What do Jimmy Young, the Rolling Stones and Frank Sinatra have in common? A fellow called Les. Quiet, modest, but...

The scene is London Airport. Pop-singer Lulu, in all-black gear, is sighted leaving the Customs by a group of enthusiastic press photographers.

Cameras click as the star's press agent organizes the scramble into a quick photo session. Then he sees her to a waiting car and drives to his Oxford Street office where the phones are ringing.

Can Jimmy Young be contacted before lunch? He's gone out with his mother. Where? The agent admits he hasn't the foggiest. But he'll find out. Can he call back in half an hour?

It's all a frantic whirl. But that's life when your name is Les Perrin, Press Agent to the stars.

He is adept at tracing girl vocalists to hairdressing salons, disc jockeys to dining haunts, and assembling a five-man pop group at the end of one phone for a newspaper quote.

Perrin has been in the business 20 years and seen his profession sneered at for stunt-pulling in its formative years and highly regarded as the express route to the stars in this space age.

His clients include the Rolling Stones, Tony Blackburn, Lulu, Herman's Hermits and Jimmy Young. He has handled Nat King Cole, Louis Armstrong, John Barry, Matt Monro and Ray Ellington.

American super stars like Sinatra and Dylan come under Perrin's wing when they are in Britain.

He was born in Manchester, has been a partner in a silk-screen printing business, a bad drummer in a band who was only kept on because he had know-how in getting engagements, and a journalist.

His assorted career landed him in Tin Pan Alley — "in a small office Billy Cotton managed to acquire for me," he explains.

One of his first clients was Johnny Dankworth's Band. Others filtered in. Like every other Press agent building, a business and a reputation, Perrin realized he had loaded himself with a round-the-clock job.

He is a modest dynamo, shuttling work between his office in Oxford Street and his home at Surbiton, Surrey, and reckons his non-ability to sell himself enabled him to develop the talent to limelight others.

Disasters crop up. But Perrin gets by because of a mutual confidence between the Press and his organization.

He says: "There was the Dylan incident. I arranged for a press conference on the Isle of Wight. The journalists all came but Bob wouldn't answer questions.

"It wasn't a case of being difficult. Some artists don't crave publicity. Sinatra is one. You can't predict their reaction to criss-cross questioning."

He regards the Stones as a civilized group who are easy to handle. He says: "They are natural story-breakers.
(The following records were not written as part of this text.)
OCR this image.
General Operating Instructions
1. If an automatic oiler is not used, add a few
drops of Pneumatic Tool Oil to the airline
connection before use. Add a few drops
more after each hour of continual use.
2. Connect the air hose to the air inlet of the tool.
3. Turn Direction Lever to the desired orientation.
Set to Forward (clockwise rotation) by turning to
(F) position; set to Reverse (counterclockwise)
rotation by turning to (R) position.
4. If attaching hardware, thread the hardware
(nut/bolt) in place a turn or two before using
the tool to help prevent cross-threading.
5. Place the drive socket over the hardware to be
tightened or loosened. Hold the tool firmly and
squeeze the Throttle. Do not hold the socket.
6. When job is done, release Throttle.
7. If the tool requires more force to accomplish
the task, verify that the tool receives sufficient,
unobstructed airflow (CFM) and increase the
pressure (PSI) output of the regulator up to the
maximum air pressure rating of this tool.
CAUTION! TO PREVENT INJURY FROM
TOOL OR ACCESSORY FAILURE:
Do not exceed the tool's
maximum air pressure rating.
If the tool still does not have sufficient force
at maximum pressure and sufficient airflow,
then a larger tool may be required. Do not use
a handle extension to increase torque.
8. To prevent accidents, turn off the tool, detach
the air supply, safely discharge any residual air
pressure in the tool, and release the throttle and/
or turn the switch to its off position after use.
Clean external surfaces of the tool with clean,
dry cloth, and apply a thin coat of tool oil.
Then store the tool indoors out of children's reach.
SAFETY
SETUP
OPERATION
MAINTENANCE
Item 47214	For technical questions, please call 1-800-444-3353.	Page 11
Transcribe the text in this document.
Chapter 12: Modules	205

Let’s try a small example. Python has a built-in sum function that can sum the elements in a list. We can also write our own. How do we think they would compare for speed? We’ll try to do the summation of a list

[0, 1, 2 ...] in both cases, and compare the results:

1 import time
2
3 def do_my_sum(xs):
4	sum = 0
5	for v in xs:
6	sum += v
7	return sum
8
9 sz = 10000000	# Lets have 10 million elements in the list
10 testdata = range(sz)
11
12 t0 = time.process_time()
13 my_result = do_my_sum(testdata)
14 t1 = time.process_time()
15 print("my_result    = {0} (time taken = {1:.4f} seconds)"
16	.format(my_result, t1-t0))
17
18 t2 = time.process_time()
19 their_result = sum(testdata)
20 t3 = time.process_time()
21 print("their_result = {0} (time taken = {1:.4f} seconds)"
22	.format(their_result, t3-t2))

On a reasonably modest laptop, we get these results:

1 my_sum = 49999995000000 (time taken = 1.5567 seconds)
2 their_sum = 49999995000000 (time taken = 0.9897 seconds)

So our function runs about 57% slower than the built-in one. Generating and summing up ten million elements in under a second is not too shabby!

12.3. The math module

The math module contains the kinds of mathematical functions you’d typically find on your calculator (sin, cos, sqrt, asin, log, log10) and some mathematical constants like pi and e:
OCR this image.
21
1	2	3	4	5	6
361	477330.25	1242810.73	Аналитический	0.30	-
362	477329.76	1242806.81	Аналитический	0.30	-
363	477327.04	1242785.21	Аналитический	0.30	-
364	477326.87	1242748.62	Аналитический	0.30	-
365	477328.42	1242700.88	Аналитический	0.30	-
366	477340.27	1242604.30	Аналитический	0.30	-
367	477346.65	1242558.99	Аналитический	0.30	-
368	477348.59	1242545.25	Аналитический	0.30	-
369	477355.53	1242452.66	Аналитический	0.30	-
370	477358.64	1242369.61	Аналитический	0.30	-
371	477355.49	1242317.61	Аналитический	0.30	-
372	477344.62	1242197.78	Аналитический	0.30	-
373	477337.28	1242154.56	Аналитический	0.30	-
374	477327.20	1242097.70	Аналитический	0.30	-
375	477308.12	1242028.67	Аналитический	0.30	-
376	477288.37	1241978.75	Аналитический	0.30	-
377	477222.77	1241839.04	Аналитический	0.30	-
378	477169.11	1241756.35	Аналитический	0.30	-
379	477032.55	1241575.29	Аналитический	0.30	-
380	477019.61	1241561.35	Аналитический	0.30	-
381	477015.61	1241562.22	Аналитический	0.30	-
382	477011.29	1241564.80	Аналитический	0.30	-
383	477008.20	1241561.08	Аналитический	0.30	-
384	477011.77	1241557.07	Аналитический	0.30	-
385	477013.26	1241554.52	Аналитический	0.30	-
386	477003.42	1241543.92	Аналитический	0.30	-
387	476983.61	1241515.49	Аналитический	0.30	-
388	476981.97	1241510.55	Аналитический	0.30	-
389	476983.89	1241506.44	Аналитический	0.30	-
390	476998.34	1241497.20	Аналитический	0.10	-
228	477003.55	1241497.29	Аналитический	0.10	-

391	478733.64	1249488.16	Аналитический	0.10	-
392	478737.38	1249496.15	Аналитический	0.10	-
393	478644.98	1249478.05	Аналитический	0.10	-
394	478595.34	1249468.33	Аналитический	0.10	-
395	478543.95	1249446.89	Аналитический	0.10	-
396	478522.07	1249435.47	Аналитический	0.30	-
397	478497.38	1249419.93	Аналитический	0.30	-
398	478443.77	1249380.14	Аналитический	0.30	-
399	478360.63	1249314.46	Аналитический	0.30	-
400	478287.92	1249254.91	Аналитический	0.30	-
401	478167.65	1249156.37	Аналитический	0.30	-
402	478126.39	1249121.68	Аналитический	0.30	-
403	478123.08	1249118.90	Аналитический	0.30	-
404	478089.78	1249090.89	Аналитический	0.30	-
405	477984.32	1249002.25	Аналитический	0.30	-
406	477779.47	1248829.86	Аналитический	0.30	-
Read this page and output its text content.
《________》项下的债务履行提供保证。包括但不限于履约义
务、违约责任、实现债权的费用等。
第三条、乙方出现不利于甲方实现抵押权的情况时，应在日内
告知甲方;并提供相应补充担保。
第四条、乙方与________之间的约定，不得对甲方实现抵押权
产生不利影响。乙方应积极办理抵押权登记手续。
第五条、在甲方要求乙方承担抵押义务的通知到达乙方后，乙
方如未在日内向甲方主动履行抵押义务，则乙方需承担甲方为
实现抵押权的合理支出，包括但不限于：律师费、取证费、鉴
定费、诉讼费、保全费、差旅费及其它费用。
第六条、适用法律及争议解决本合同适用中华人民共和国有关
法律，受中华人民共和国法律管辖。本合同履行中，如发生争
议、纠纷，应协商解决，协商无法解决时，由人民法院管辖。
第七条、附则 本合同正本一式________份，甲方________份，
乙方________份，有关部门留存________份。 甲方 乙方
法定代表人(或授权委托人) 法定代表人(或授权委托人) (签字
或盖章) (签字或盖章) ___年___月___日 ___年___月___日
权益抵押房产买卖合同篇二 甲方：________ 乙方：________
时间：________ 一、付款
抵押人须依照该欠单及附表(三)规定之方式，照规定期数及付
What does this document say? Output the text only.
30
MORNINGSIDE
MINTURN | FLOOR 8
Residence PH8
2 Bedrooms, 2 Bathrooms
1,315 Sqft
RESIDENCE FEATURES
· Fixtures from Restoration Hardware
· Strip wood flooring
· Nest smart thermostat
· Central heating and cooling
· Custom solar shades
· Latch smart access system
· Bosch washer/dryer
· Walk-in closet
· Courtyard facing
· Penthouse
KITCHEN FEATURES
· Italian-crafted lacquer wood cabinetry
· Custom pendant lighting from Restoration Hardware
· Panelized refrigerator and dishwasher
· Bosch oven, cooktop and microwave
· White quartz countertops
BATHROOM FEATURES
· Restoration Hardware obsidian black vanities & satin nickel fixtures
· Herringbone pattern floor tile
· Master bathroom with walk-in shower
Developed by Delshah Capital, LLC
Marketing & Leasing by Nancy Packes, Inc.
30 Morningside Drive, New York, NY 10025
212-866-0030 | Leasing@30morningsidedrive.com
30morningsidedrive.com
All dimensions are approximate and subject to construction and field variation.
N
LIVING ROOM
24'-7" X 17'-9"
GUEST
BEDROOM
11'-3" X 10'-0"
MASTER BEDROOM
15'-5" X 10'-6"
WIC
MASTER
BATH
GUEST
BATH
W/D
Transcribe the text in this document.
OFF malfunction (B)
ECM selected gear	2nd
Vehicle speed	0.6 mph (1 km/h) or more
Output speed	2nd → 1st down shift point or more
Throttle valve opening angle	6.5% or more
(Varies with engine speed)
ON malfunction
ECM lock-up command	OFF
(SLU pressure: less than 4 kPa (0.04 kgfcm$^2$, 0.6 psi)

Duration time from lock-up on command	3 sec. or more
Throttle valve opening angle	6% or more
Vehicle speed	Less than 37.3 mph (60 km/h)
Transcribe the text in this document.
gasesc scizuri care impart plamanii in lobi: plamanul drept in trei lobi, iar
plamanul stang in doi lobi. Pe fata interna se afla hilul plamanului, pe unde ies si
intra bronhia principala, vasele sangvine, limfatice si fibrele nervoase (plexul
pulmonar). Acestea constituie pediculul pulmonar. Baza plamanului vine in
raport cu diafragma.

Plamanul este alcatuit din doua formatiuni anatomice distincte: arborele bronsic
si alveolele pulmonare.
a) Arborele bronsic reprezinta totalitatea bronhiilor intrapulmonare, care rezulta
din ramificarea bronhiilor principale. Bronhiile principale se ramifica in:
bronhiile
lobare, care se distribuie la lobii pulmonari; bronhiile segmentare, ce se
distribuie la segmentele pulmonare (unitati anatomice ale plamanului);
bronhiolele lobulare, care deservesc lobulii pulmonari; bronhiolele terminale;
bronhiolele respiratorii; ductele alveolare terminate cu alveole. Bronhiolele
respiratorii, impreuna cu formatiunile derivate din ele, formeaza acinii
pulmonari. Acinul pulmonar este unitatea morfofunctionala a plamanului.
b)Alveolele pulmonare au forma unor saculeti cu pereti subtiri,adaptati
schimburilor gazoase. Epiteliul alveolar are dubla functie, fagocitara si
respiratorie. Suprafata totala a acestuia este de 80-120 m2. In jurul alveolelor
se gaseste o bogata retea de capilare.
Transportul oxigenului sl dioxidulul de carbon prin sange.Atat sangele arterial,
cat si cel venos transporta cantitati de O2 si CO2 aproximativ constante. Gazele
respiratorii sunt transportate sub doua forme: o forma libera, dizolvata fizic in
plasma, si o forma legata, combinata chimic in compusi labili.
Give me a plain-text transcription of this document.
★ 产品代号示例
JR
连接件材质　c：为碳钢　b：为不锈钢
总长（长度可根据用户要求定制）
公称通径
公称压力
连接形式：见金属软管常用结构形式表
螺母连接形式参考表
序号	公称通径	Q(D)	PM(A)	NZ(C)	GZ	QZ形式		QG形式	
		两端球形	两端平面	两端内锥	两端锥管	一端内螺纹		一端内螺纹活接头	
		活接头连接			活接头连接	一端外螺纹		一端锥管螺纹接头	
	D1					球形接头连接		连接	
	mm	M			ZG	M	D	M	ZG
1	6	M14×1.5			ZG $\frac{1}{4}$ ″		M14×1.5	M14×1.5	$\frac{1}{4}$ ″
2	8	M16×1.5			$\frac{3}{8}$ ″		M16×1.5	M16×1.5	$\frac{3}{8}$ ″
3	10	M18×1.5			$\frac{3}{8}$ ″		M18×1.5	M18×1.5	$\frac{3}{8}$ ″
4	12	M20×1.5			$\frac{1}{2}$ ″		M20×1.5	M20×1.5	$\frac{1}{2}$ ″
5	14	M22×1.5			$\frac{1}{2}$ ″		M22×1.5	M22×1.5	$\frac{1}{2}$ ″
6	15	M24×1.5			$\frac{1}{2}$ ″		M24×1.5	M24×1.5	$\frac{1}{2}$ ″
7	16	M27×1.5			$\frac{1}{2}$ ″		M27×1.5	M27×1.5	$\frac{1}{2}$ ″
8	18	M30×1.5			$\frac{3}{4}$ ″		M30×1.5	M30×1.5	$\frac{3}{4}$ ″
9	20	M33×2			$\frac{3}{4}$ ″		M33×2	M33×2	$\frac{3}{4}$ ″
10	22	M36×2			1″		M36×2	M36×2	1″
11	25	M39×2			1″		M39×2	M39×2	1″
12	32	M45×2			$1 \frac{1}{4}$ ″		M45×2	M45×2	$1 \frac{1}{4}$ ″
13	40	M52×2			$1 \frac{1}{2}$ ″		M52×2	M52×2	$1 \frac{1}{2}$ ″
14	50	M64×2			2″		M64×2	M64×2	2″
Sometimes for better, sometimes for worse."

He rarely "stunts" a story, but once produced six umbrellas on Marvin Rainwater's arrival at London Airport for a tour.

Perrin explains: "His first stop happened to be Manchester, my rainy old hometown. I saw in the stunt a good joke picture, especially as it was tied up with the name Rainwater."

Perrin received a dry letter from Manchester's town clerk which pointed out that Manchester had a below-average rainfall.

"I apologized," said Perrin. "As a Mancunian, I should have known better."

As a Press Agent it was worth a try.